Among them were Madeleine Albright, former US State Secretary, Ronald Asmus, Co-president of the US NATO Committee, António Guterres, President of the Socialist International, Regis Passerieux, Secretary for International Relations of the French Socialist Party, Herbert Boesch, Vice-president of the Budget Control Commission of the European Parliament, Dominique Strauss-Kahn, Vlad Filat, former prime-minister of Moldova; Erhard Busek, Coordinator of the Stability Pact for South-East Europe, Peter Schieder, President of the Parliamentary Assembly of the Council of Europe, Catherine Lalumiere, former Secretary General of the Council of Europe, Anke Fuchs, Vice-President of the German Bundestag, HE Gerhard Schroeder, Federal Chancellor of Germany (1998-2005).

=== Reports and policy papers ===
The Ovidiu Sincai Institute elaborated and presented a few analysis reports concerning political and social issues,. All these reports were given to Romanian political parties, mass media, other NGOs and to foreign embassies in Bucharest.

The institute also publishes books, political analysis bulletins, policy-briefs, political analysis reports and synthesis.
Some of the published books covered the social-democracy issue in Romania and in Europe, others analyzed the Romanian integration process.

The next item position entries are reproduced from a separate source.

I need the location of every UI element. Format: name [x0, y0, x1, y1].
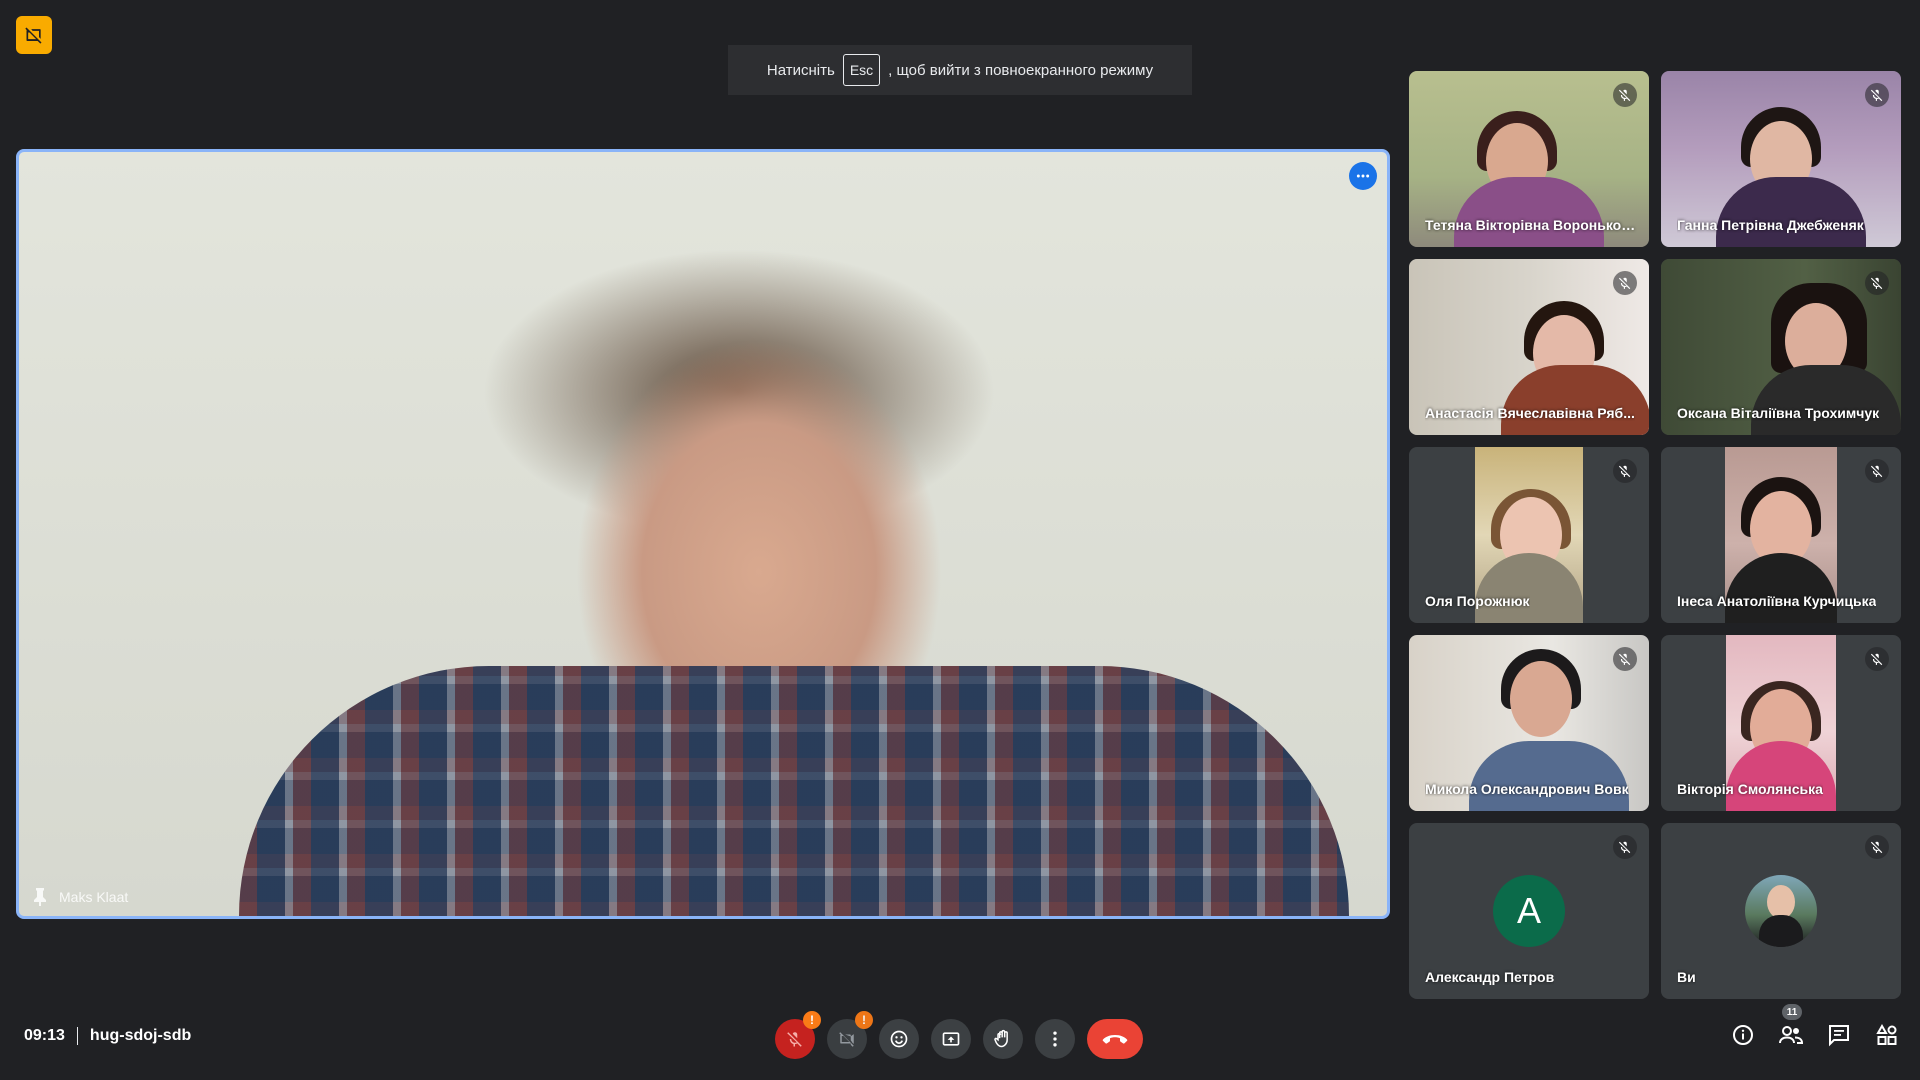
participant-tile[interactable]: Інеса Анатоліївна Курчицька — [1661, 447, 1901, 623]
more-vert-icon — [1045, 1029, 1065, 1049]
participant-name: Вікторія Смолянська — [1677, 781, 1823, 797]
participant-tile[interactable]: Тетяна Вікторівна Воронько-... — [1409, 71, 1649, 247]
people-count-badge: 11 — [1782, 1004, 1802, 1020]
participant-name: Оксана Віталіївна Трохимчук — [1677, 405, 1880, 421]
avatar: A — [1493, 875, 1565, 947]
mic-off-icon — [1865, 459, 1889, 483]
participant-name: Анастасія Вячеславівна Ряб... — [1425, 405, 1635, 421]
mic-off-icon — [1613, 835, 1637, 859]
more-options-button[interactable] — [1035, 1019, 1075, 1059]
participant-name: Ганна Петрівна Джебженяк — [1677, 217, 1864, 233]
main-speaker-label: Maks Klaat — [33, 888, 128, 906]
people-button[interactable]: 11 — [1778, 1004, 1804, 1048]
emoji-icon — [889, 1029, 909, 1049]
fullscreen-exit-toast: Натисніть Esc , щоб вийти з повноекранно… — [728, 45, 1192, 95]
camera-warning-badge: ! — [855, 1011, 873, 1029]
divider — [76, 1027, 78, 1045]
leave-call-button[interactable] — [1087, 1019, 1143, 1059]
mic-off-icon — [1865, 83, 1889, 107]
reactions-button[interactable] — [879, 1019, 919, 1059]
speaker-video-frame — [239, 666, 1349, 916]
raise-hand-button[interactable] — [983, 1019, 1023, 1059]
participant-name: Тетяна Вікторівна Воронько-... — [1425, 217, 1637, 233]
avatar — [1745, 875, 1817, 947]
activities-button[interactable] — [1874, 1022, 1900, 1048]
activities-icon — [1875, 1023, 1899, 1047]
people-icon — [1778, 1023, 1804, 1047]
participant-name: Ви — [1677, 969, 1696, 985]
participant-grid: Тетяна Вікторівна Воронько-... Ганна Пет… — [1409, 71, 1904, 999]
mic-warning-badge: ! — [803, 1011, 821, 1029]
mic-off-icon — [1865, 835, 1889, 859]
meeting-details-button[interactable] — [1730, 1022, 1756, 1048]
pin-icon — [33, 888, 47, 906]
chat-icon — [1827, 1023, 1851, 1047]
participant-tile[interactable]: Анастасія Вячеславівна Ряб... — [1409, 259, 1649, 435]
participant-tile[interactable]: A Александр Петров — [1409, 823, 1649, 999]
camera-toggle-button[interactable]: ! — [827, 1011, 873, 1059]
present-icon — [941, 1029, 961, 1049]
mic-off-icon — [1865, 271, 1889, 295]
participant-tile[interactable]: Оксана Віталіївна Трохимчук — [1661, 259, 1901, 435]
more-options-icon[interactable] — [1349, 162, 1377, 190]
main-speaker-name: Maks Klaat — [59, 889, 129, 905]
mic-toggle-button[interactable]: ! — [775, 1011, 821, 1059]
mic-off-icon — [1613, 271, 1637, 295]
participant-tile[interactable]: Оля Порожнюк — [1409, 447, 1649, 623]
present-screen-button[interactable] — [931, 1019, 971, 1059]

== Ovidiu Sincai European School ==
One of the important projects of the institute is the Ovidiu Sincai European School, established on 18 June 2004 in Bucharest, under the aegis of the Council of Europe. Every participant receives a graduation certificate from the Council of Europe at the end of courses.

Each year 30 participants are selected from a wide spectrum of the Romanian society to participate in three national seminars of three-four days, conducted by experienced national and international experts, covering the main aspects of governing a pluralist, democratic and open society. They graduate courses after taking part to the Strasbourg World Forum for Democracy, organized by the Council of Europe in November.

The main objectives are:
- to train future decision-makers, representatives of political parties, of the judiciary, of the administration, journalists, businessmen/women, representatives of civil society in the spirit of democratic and European practices
- to create a proper framework for dialogue and experience-sharing.